Hamzah Hafied semakin gencar menjalankan visi nya sebagai kepala desa terpilih

oleh

 

Pemuda Dan Mahasiswa Desa Batang Saat Membersihkan Fasilitas Umum Desa
Pemuda Dan Mahasiswa Desa Batang Saat Membersihkan Fasilitas Umum Desa

Bulukumba — Lidik Sulsel–,Setelah terpilih dikontestasi kepala Desa Bulan kemarin, Hamzah Hafied semakin gencar menjalankan visi nya sebagai kepala desa terpilih, dimana Hamzah bertekad menjadikan Desa Batang sebagai Desa percontohan di Lokal Bulukumba, atau Regional Sulawesi Selatan (sulsel).

 

Hamzah Hafied, sebagai kepala Desa akan melakukan pemanfaatan sumber daya, baik SDA maupun SDM yang menjadi potensi Desa Batang, untuk mengembangkannya demi tercapainya Misi kesejahteraan masyarakatnya.

 

Menjelang bulan Suci Ramadhan, Hamzah Hafied terus melakukan pembenahan fasilitas di Desanya, terkhusus pada kebersihan desa dan rencana penghijauan di Desa Batang.

 

Kepala Desa Batang Ini mengajak pemuda dan mahasiswa di Desanya untuk sama-sama menjaga dan melestarikan apa yang ada di Desanya, salahsatu bentuk gerakannya adalah kerja bakti yang rutin dilakukannya, dan diskusi-diskusi meminta saran dan tanggapan akan kepemimpinannya.
Menurut Appy pemuda desa Batang yang sekaligus inisiator liga ramadhan; Agenda ini adalah momentum konsolidasi emosional pemuda desa Batang setelah kurang lebih 7 tahun tidak pernah terberdayakan.

 

Salah satu hal yang di prioritaskan oleh kepala desa terpilih ini adalah peran aktif pemuda. Karna baginya jika yang muda mati rasa maka akan bagaimana wajah peradaban suatu daerah. Olehnya itu dia menantang pemuda desa untuk harus tampil mengambil peran dalam kepemimpinnnya.

 

Jadi menurutnya. Kalau mau mengambil bagian dalam proses pembangunan desa ini, pemuda harus satu visi untuk “Terlibatat tanpa diminta, menginisiasi tanpa komando” .Dan Insya allah Momentul Liga Ramadhan ini menjadi titik awal peran dan partisipasi aktif pemuda desa Batang.

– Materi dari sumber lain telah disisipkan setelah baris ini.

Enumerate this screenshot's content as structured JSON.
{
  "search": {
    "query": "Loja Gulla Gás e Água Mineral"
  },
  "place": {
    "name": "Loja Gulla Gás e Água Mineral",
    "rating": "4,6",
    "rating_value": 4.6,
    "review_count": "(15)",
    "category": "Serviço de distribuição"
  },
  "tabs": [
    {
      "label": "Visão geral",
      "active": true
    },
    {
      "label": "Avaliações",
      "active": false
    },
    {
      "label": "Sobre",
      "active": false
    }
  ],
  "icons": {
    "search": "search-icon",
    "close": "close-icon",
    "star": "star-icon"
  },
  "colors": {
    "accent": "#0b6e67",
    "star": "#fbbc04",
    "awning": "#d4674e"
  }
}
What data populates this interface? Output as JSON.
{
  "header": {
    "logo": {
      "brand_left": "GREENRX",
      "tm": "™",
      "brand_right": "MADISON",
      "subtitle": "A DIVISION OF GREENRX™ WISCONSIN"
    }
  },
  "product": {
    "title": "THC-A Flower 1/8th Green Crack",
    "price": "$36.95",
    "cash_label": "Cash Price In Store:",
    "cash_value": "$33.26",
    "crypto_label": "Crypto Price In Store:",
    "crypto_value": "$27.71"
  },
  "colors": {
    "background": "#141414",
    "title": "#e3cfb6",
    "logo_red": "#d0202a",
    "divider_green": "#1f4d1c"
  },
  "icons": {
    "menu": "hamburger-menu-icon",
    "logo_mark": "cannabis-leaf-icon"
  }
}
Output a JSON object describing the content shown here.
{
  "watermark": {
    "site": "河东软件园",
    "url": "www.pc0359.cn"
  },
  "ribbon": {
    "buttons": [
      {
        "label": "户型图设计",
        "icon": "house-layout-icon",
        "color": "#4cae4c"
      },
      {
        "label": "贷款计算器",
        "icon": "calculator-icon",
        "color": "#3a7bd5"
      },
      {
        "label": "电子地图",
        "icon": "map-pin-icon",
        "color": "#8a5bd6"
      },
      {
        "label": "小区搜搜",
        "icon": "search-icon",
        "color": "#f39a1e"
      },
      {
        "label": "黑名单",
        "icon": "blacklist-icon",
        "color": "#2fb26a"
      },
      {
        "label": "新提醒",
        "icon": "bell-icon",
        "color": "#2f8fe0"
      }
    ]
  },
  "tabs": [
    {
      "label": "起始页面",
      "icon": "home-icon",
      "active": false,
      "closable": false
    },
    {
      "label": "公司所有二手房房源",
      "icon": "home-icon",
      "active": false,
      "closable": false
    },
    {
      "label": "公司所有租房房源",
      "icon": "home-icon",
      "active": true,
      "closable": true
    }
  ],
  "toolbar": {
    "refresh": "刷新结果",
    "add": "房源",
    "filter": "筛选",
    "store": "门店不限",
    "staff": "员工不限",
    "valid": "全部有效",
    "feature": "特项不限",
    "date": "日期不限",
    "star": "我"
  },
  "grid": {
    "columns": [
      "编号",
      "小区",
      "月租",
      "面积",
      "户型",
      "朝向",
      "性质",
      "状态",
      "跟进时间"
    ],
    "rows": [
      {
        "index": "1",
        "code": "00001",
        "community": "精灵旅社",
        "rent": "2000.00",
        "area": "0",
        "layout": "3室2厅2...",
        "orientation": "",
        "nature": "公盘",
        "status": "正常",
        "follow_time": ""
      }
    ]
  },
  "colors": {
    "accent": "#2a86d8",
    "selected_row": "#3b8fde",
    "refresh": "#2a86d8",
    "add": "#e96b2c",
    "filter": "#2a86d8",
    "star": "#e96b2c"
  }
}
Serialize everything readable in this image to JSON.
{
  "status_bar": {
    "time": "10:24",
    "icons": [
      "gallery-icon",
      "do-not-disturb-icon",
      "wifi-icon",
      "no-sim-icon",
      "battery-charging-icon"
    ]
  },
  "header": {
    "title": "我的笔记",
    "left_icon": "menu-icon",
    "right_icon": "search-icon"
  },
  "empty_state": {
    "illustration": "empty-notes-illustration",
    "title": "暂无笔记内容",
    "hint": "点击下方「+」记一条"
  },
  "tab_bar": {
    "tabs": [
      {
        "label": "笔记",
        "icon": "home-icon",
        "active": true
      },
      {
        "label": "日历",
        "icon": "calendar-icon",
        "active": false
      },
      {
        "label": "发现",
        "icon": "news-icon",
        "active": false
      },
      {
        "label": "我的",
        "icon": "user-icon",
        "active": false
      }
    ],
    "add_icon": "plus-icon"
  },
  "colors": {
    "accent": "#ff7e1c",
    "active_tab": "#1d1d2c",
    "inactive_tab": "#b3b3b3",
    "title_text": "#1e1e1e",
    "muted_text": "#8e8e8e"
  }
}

” Kenapa kita mengambil momentum even ini di bulan ramadhan karna kami mau mengisi ramadhan ini dengan hal baru. Paling tidak kebiasaan ngabuburit di Bulan Puasa oleh pemuda diisi oleh hal- hal yang tidak produktif bisa berubah menjadi lebih produktiv dengan berolah raga”. Ujar Appy.

Undangan sudah kita sebar ke desa desa dan tim tetangga. Dan sudah ada beberapa pendaftar. Alhamdulillah Respon dari teman-teman pemuda begitu tinggi terhadap liga ramadhan ini.